Modak can now use this data to sort out the population on the basis of caste, religion, age, gender, among other demographic information. While micro-targeting sounds good on paper from a marketing perspective, we need to remember that they have this information without the consent of the voter. Does Modak have the right to use the information scraped from the EC website to offer such services to political parties? What is the guarantee that political parties will micro-target audiences using the data only for good purposes?
From a privacy perspective, who has the rights to the data: Election Commission or the individual? Shouldn’t the Election Commission have looked at privacy issues before making this data so freely available online?
What’s even more shocking is that Modak claims this information is in public domain and it’s not clear if Election Commission ever wanted private companies to use data of all Indian citizens in such micro-targeting campaigns.
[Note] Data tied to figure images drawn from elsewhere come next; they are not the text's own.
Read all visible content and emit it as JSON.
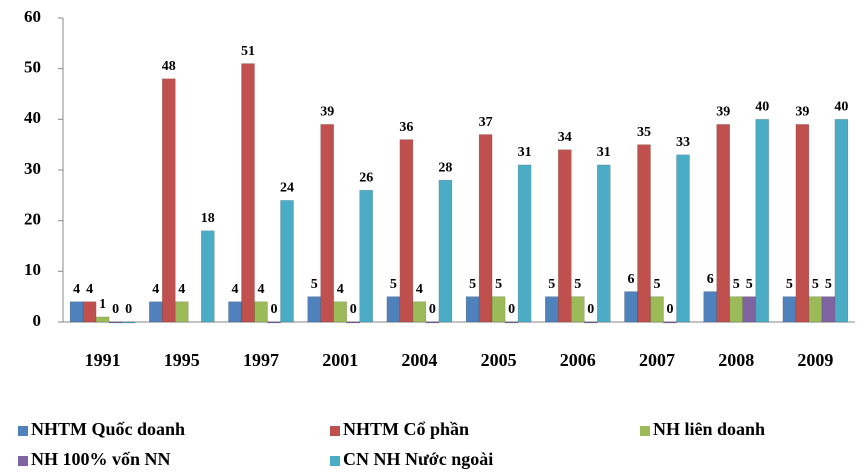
{
  "chart_data": {
    "type": "bar",
    "categories": [
      "1991",
      "1995",
      "1997",
      "2001",
      "2004",
      "2005",
      "2006",
      "2007",
      "2008",
      "2009"
    ],
    "series": [
      {
        "name": "NHTM Quốc doanh",
        "color": "#4F81BD",
        "values": [
          4,
          4,
          4,
          5,
          5,
          5,
          5,
          6,
          6,
          5
        ]
      },
      {
        "name": "NHTM Cổ phần",
        "color": "#C0504D",
        "values": [
          4,
          48,
          51,
          39,
          36,
          37,
          34,
          35,
          39,
          39
        ]
      },
      {
        "name": "NH liên doanh",
        "color": "#9BBB59",
        "values": [
          1,
          4,
          4,
          4,
          4,
          5,
          5,
          5,
          5,
          5
        ]
      },
      {
        "name": "NH 100% vốn NN",
        "color": "#8064A2",
        "values": [
          0,
          null,
          0,
          0,
          0,
          0,
          0,
          0,
          5,
          5
        ]
      },
      {
        "name": "CN NH Nước ngoài",
        "color": "#4BACC6",
        "values": [
          0,
          18,
          24,
          26,
          28,
          31,
          31,
          33,
          40,
          40
        ]
      }
    ],
    "ylim": [
      0,
      60
    ],
    "yticks": [
      0,
      10,
      20,
      30,
      40,
      50,
      60
    ],
    "grid": false,
    "legend": "bottom"
  }
}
Then there is also he risk of such information being added to Aadhaar or National Population Register (NPR). While Aadhaar might have had several set backs there is a chance that BJP will enforce NPR, which has most of the privacy issues UIDAI’s project had.
UIDAI had said that it would only share the information that is pertinent when businesses use Aadhaar to authenticate, but with such scraped data floating around, what is the guarantee that businesses won’t link the two? If something like that happens, there is nothing you can do, since India does not have a privacy law yet.
How did they do it
Election Commission had set up a tool to search for your name or voter id and find out the voting booth assigned to you. Turns out, there was a way to use this tool to get voter rolls for every state and union territory of India. A 17-year-old developer Raghav Sood had pointed out these issues a while back on Medium. He had also written about how he managed to write a script to scrape this data from the Election Commission’s website.
From the look of it, Modak Analytics also did the same thing, except they are now offering the data to companies, politicians and parties that want to use this information.
Who is to blame: Election Commission or Modak?
This is a question that needs to be answered now. Was it responsible of Election Commission to put up all the voter data online in a format that could be exploited by a bot? There is not even a captcha in place to stop such an activity. There is no process in the backend monitoring scraping either and these are things EC should have put in place before putting out all this information in the open.
Can we blame Modak for scraping all this data and offering services around it? Of course, but did Election Commission give the impression that the data is actually open source by not putting any security hurdles in place? How long do we have to wait before the EC decided to fix this issue or before it makes a public announcement against the use of its data for marketing purposes?